Oil and markets news: OPEC tries to save the day

  • OPEC said via Twitter that a Wall Street Journal (WSJ) report published on October 2 – which stated that Saudi Arabia expected oil prices to fall to $50 a barrel if OPEC members failed to maintain their production cuts – was “inaccurate and misleading”.
  • Russian data showed September crude output fell just short of the monthly target in the OPEC+ deal, according to people familiar with the country’s Energy Ministry figures. Russia would have produced 8.97 million barrels per day last month, Reuters reports.
  • The US Energy Information Administration (EIA) reported a surprise increase of 3.889 million barrels on Wednesday, compared to an expected decrease of 1.25 million barrels.

Technical Oil Analysis: You can’t buy the dip

Crude oil prices touch a small discount to $71.46, a level that was also tested and rejected. on September 24 and 25. If the situation does not intensify further in the Middle East, a quick recovery could occur on the back of this risk premium trade, with a possible slide back to $67.11.

At current levels, $71.46 remains in focus after a brief false break last week. If a supportive catalyst remains present, a rebound to $75.27 (high since January 12) could occur. On the way to this level, the 55-day simple moving average (SMA) at $72.80 could ease the upside a bit. Once it breaks above $75.27, the first resistance to come is $75.80, which aligns with the 100-day SMA.

On the downside, $67.11, a triple bottom in the summer of 2023, could still remain as support. If not, the next level below is $64.38, the lowest level since March and May 2023. Even $61.65 could come into play if a ceasefire emerges or if Israel signals that it will ended with his special operation in Lebanon.

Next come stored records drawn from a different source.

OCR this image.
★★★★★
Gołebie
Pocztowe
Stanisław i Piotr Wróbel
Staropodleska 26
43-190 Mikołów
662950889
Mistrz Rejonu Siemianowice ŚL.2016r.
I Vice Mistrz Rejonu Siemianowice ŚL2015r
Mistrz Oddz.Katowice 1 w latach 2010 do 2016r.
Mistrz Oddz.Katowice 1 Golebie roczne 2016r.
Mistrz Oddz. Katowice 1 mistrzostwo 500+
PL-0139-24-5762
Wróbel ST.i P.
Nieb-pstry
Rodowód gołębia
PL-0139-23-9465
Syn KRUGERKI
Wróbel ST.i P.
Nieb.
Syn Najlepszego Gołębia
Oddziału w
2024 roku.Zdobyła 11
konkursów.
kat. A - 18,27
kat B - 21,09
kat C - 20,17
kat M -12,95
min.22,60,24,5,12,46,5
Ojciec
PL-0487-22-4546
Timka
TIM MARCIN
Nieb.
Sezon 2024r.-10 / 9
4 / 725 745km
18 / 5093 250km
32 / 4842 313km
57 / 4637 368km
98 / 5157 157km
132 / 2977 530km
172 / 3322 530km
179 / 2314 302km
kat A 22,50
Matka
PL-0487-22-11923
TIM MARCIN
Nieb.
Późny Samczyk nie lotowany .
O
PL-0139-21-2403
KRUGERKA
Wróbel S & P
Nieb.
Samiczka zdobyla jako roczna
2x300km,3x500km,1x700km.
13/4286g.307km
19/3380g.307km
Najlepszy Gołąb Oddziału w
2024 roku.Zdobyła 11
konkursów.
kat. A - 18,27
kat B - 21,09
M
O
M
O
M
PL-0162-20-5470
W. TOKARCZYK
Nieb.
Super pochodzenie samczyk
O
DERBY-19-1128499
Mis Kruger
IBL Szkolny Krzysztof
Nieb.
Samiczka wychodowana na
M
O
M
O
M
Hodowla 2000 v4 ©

US WTI Crude Oil: Daily Chart

US WTI Crude Oil: Daily Chart

Frequently asked questions about WTI oil

WTI Oil is a type of crude oil sold on international markets. WTI stands for West Texas Intermediate, one of three major types, including Brent and Dubai Crude. WTI is also referred to as “light” and “sweet” due to its relatively low gravity and sulfur content, respectively. It is considered a high quality oil that is easy to refine. It originates in the United States and is distributed through the Cushing hub, which is considered “The Pipeline Crossroads of the World”. It is a reference point for the oil market and the price of WTI is frequently quoted in the media.

Like all assets, supply and demand are the key drivers of the WTI oil price. As such, global growth can be a driver of increased demand and vice versa for weak global growth. Political instability, wars and sanctions can disrupt supply and affect prices. Decisions by OPEC, a group of major oil-producing countries, is another key price driver. The value of the US dollar influences the price of WTI crude oil because oil is predominantly traded in US dollars, so a weaker US dollar can make oil more affordable and vice versa.

The weekly oil inventory reports published by the American Petroleum Institute (API) and the Energy Information Agency (EIA) influence the price of WTI oil. Changes in inventories reflect fluctuations in supply and demand. If the data shows a decline in inventories, it may indicate an increase in demand, leading to higher oil prices. Higher inventories may reflect increased supply, pushing prices down. The API report is published every Tuesday and the EIA the following day. Their results are usually similar, falling within 1% of each other 75% of the time. EIA data is considered more reliable because it is a government agency.

OPEC (Organization of the Petroleum Exporting Countries) is a group of 12 oil-producing nations that collectively decide production quotas for member countries at meetings twice a year. Their decisions often affect WTI oil prices. When OPEC decides to cut quotas, it can tighten supply, pushing up oil prices. When OPEC increases production, it has the opposite effect. OPEC+ refers to an expanded group that includes ten additional non-OPEC members, the most notable of which is Russia.